Когда–то, будучи ребенком, она приходила в отцовскую мастерскую, сидела на табуретке, не доставая ногами пола, вдыхала запах красок, следила, как отец работает. Слушала бородатых художников, бесконечные споры, телефонные разговоры о выставках и заказах, о рамах и красках. Брала с полки книжки с картинами, листала. Следила, как из ничего на чистом холсте начинает возникать что–то... Может, это были река с заснеженными берегами и черной зимней водой, рыжий сухой тростник. Или разбитая полевая дорога с лужами, а над ней — сумрачное осеннее небо... Отец заваривал чай, и она сидела, болтая ногами, грела руки о чашку, грызла печенье, наблюдая за кончиком отцовской кисти, которая то опускалась к палитре с краской, то прикасалась к полотну, оставляя след... Каждое прикосновение что–то означало, краска превращалась в траву, листья, рябь на синей воде. На глазах ребенка происходило чудо.

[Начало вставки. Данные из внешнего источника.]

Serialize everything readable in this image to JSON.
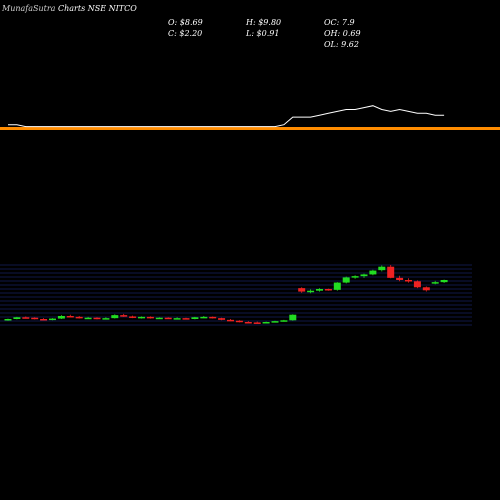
{
  "header": {
    "brand": "MunafaSutra",
    "title": "Charts NSE NITCO"
  },
  "stats": {
    "open": "O: $8.69",
    "high": "H: $9.80",
    "oc": "OC: 7.9",
    "close": "C: $2.20",
    "low": "L: $0.91",
    "oh": "OH: 0.69",
    "ol": "OL: 9.62"
  },
  "colors": {
    "background": "#000000",
    "up": "#22dd22",
    "down": "#ee2222",
    "line": "#ffffff",
    "avg_band": "#ff8c00",
    "grid": "#1f2f8f"
  },
  "chart_data": {
    "type": "candlestick",
    "x": [
      1,
      2,
      3,
      4,
      5,
      6,
      7,
      8,
      9,
      10,
      11,
      12,
      13,
      14,
      15,
      16,
      17,
      18,
      19,
      20,
      21,
      22,
      23,
      24,
      25,
      26,
      27,
      28,
      29,
      30,
      31,
      32,
      33,
      34,
      35,
      36,
      37,
      38,
      39,
      40,
      41,
      42,
      43,
      44,
      45,
      46,
      47,
      48,
      49,
      50
    ],
    "candles": [
      [
        1.2,
        1.5,
        1.0,
        1.4
      ],
      [
        1.4,
        1.9,
        1.3,
        1.8
      ],
      [
        1.8,
        2.0,
        1.5,
        1.7
      ],
      [
        1.7,
        1.8,
        1.3,
        1.4
      ],
      [
        1.4,
        1.6,
        1.1,
        1.2
      ],
      [
        1.2,
        1.6,
        1.1,
        1.5
      ],
      [
        1.5,
        2.3,
        1.4,
        2.1
      ],
      [
        2.1,
        2.4,
        1.8,
        1.9
      ],
      [
        1.9,
        2.1,
        1.5,
        1.6
      ],
      [
        1.6,
        1.9,
        1.4,
        1.7
      ],
      [
        1.7,
        1.8,
        1.3,
        1.4
      ],
      [
        1.4,
        1.8,
        1.3,
        1.6
      ],
      [
        1.6,
        2.5,
        1.5,
        2.3
      ],
      [
        2.3,
        2.6,
        1.9,
        2.0
      ],
      [
        2.0,
        2.2,
        1.6,
        1.7
      ],
      [
        1.7,
        2.0,
        1.5,
        1.9
      ],
      [
        1.9,
        2.0,
        1.5,
        1.6
      ],
      [
        1.6,
        1.8,
        1.4,
        1.7
      ],
      [
        1.7,
        1.8,
        1.4,
        1.5
      ],
      [
        1.5,
        1.8,
        1.3,
        1.6
      ],
      [
        1.6,
        1.7,
        1.3,
        1.4
      ],
      [
        1.4,
        1.9,
        1.3,
        1.8
      ],
      [
        1.8,
        2.1,
        1.6,
        1.9
      ],
      [
        1.9,
        2.0,
        1.5,
        1.6
      ],
      [
        1.6,
        1.7,
        1.1,
        1.2
      ],
      [
        1.2,
        1.4,
        0.9,
        1.0
      ],
      [
        1.0,
        1.1,
        0.6,
        0.7
      ],
      [
        0.7,
        0.9,
        0.5,
        0.6
      ],
      [
        0.6,
        0.8,
        0.4,
        0.5
      ],
      [
        0.5,
        0.8,
        0.4,
        0.7
      ],
      [
        0.7,
        1.0,
        0.6,
        0.9
      ],
      [
        0.9,
        1.2,
        0.8,
        1.1
      ],
      [
        1.1,
        2.5,
        1.0,
        2.4
      ],
      [
        8.6,
        8.8,
        7.5,
        7.8
      ],
      [
        7.8,
        8.3,
        7.4,
        8.0
      ],
      [
        8.0,
        8.6,
        7.8,
        8.4
      ],
      [
        8.4,
        8.5,
        8.0,
        8.2
      ],
      [
        8.2,
        10.0,
        8.0,
        9.9
      ],
      [
        9.9,
        11.3,
        9.7,
        11.1
      ],
      [
        11.1,
        11.6,
        10.8,
        11.4
      ],
      [
        11.4,
        12.0,
        11.0,
        11.8
      ],
      [
        11.8,
        12.9,
        11.6,
        12.7
      ],
      [
        12.8,
        13.9,
        12.5,
        13.6
      ],
      [
        13.6,
        14.0,
        10.9,
        11.0
      ],
      [
        11.0,
        11.5,
        10.2,
        10.5
      ],
      [
        10.5,
        10.9,
        9.9,
        10.2
      ],
      [
        10.2,
        10.4,
        8.6,
        8.8
      ],
      [
        8.8,
        9.0,
        7.8,
        8.1
      ],
      [
        9.8,
        10.3,
        9.5,
        10.0
      ],
      [
        10.0,
        10.6,
        9.8,
        10.5
      ]
    ],
    "line_y": [
      62,
      62,
      61,
      61,
      61,
      61,
      61,
      61,
      61,
      61,
      61,
      61,
      61,
      61,
      61,
      61,
      61,
      61,
      61,
      61,
      61,
      61,
      61,
      61,
      61,
      61,
      61,
      61,
      61,
      61,
      61,
      62,
      66,
      66,
      66,
      67,
      68,
      69,
      70,
      70,
      71,
      72,
      70,
      69,
      70,
      69,
      68,
      68,
      67,
      67
    ],
    "avg_y": 60,
    "grid": true
  }
}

В общем, зерно упало и проросло. В какой–то момент отец дал дочке бумагу и краски, а может, она сама попросила кисточку и место. И, закусив губу, сдвинув к переносице брови, попыталась изобразить что–то: дерево, дом, небо, землю, цветы, отца–художника... Не знаю что, но уверен, такое было в их жизни.
Сегодня Ольга взрослая. Академию искусств окончила. Она понимает уже что–то свое, но пока на выставках еще видна связь с отцом. Они еще близки в своем творчестве. Яблоко еще на яблоне и пока не оторвалось от ветки, не покатилось...
Читайте также
Там, в далеком будущем, будут картины отца и дочери. Как и этот простой и трогательный снимок, сделанный Евгением Коктышем. И когда у Ольги Шкарубо что–то не будет складываться, а в искусстве без этого не бывает, то она посмотрит на эту фотографию, вспомнит отца, его молчание и счастливое время, когда все еще было ясно и просто. Но это в будущем, а пока она улыбается, обнимая отца.